Prior studies have shown that the accuracy and efficiency of reaching can be improved using novel sensory interfaces to apply task-specific vibrotactile feedback (VTF) during movement. However, those studies have typically evaluated performance after less than 1 h of training using VTF. Here, we tested the effects of extended training using a specific form of vibrotactile cues—supplemental kinesthetic VTF—on the accuracy and temporal efficiency of goal-directed reaching. Healthy young adults performed planar reaching with VTF encoding of the moving hand's instantaneous position, applied to the non-moving arm. We compared target capture errors and movement times before, during, and after approximately 10 h (20 sessions) of training on the VTF-guided reaching task. Initial performance of VTF-guided reaching showed that people were able to use supplemental VTF to improve reaching accuracy. Performance improvements were retained from one training session to the next. After 20 sessions of training, the accuracy and temporal efficiency of VTF-guided reaching were equivalent to or better than reaches performed with only proprioception. However, hand paths during VTF-guided reaching exhibited a persistent strategy where movements were decomposed into discrete sub-movements along the cardinal axes of the VTF display. We also used a dual-task condition to assess the extent to which performance gains in VTF-guided reaching resist dual-task interference.

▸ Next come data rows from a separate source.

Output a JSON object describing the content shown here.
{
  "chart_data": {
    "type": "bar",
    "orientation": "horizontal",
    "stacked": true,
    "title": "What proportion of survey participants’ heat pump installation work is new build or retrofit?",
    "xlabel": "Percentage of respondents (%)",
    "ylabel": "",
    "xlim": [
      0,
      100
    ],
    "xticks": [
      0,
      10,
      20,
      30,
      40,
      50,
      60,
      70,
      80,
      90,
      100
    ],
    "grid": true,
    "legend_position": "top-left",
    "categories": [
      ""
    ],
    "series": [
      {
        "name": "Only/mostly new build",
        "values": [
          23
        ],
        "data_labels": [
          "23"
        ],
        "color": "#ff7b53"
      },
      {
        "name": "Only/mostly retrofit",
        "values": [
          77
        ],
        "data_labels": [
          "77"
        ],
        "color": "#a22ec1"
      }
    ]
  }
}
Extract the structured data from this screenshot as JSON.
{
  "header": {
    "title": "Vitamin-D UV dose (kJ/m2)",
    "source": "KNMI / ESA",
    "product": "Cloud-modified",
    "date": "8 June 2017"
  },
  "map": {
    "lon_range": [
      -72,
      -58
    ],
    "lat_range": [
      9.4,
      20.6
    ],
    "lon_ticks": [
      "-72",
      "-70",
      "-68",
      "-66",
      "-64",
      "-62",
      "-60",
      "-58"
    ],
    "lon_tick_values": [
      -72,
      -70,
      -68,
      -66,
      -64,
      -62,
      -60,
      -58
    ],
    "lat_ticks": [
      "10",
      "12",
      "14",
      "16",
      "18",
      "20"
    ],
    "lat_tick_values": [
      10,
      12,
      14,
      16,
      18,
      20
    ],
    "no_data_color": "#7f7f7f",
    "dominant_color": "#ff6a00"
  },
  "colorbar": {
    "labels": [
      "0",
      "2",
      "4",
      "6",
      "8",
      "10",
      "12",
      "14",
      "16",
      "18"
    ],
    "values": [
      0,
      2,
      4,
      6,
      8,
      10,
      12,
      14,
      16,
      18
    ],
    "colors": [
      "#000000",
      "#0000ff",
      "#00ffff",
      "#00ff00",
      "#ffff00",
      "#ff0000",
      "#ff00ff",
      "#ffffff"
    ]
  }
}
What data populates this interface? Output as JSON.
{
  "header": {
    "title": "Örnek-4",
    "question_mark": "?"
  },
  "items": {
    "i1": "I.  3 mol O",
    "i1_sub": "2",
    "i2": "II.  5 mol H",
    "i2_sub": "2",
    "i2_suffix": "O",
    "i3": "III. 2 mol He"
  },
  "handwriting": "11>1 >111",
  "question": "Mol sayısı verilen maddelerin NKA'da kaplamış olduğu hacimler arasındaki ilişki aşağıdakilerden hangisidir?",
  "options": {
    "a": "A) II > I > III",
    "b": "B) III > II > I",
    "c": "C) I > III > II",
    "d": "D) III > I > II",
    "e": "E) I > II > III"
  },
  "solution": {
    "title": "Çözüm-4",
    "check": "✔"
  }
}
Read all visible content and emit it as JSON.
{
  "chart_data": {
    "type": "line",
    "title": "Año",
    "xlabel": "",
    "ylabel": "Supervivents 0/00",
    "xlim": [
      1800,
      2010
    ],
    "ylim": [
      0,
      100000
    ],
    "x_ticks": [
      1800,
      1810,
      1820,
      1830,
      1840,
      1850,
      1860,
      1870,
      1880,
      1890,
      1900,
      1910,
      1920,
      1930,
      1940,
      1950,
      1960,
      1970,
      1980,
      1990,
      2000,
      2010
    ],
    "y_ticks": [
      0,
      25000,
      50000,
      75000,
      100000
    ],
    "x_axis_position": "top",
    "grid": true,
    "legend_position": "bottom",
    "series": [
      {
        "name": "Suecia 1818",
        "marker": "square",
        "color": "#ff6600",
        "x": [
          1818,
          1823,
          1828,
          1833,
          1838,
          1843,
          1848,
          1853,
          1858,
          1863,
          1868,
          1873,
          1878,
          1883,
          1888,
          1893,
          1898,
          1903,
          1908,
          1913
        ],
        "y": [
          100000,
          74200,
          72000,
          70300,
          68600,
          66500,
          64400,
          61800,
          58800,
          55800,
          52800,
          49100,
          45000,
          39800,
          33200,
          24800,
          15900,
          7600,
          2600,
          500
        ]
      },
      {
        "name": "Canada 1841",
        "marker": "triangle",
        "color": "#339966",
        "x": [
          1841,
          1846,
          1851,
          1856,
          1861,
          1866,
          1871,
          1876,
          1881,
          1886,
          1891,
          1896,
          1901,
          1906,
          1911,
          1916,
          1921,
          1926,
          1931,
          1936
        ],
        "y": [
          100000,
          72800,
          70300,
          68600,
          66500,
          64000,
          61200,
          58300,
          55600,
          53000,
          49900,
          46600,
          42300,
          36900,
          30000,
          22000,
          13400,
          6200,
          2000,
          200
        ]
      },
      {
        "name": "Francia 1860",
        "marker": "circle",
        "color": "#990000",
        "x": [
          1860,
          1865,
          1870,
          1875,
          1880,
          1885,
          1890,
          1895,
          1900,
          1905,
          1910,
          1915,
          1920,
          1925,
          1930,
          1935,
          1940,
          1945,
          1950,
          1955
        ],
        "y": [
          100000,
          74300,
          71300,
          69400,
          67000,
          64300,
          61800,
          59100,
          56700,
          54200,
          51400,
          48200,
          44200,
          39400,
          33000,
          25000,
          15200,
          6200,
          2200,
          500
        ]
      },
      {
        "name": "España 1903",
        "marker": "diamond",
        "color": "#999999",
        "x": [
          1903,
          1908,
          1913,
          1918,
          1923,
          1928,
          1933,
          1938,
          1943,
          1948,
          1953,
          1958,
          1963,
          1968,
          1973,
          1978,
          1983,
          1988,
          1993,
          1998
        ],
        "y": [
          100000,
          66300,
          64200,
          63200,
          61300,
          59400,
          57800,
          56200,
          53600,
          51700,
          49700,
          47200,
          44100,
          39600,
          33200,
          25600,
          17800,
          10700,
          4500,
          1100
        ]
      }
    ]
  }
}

Dual-tasking capability improved over the 20 sessions, such that the primary VTF-guided reaching and a secondary choice reaction time task were performed with increasing concurrency. Thus, VTF-guided reaching is a learnable skill in young adults, who can achieve levels of accuracy and temporal efficiency equaling or exceeding those observed during movements guided only by proprioception. Future studies are warranted to explore learnability in older adults and patients with proprioceptive deficits, who might benefit from using wearable sensory augmentation technologies to enhance control of arm movements.


Experimental Brain Research, Vol. 241, No. 2 (February 2023): 479-493. DOI.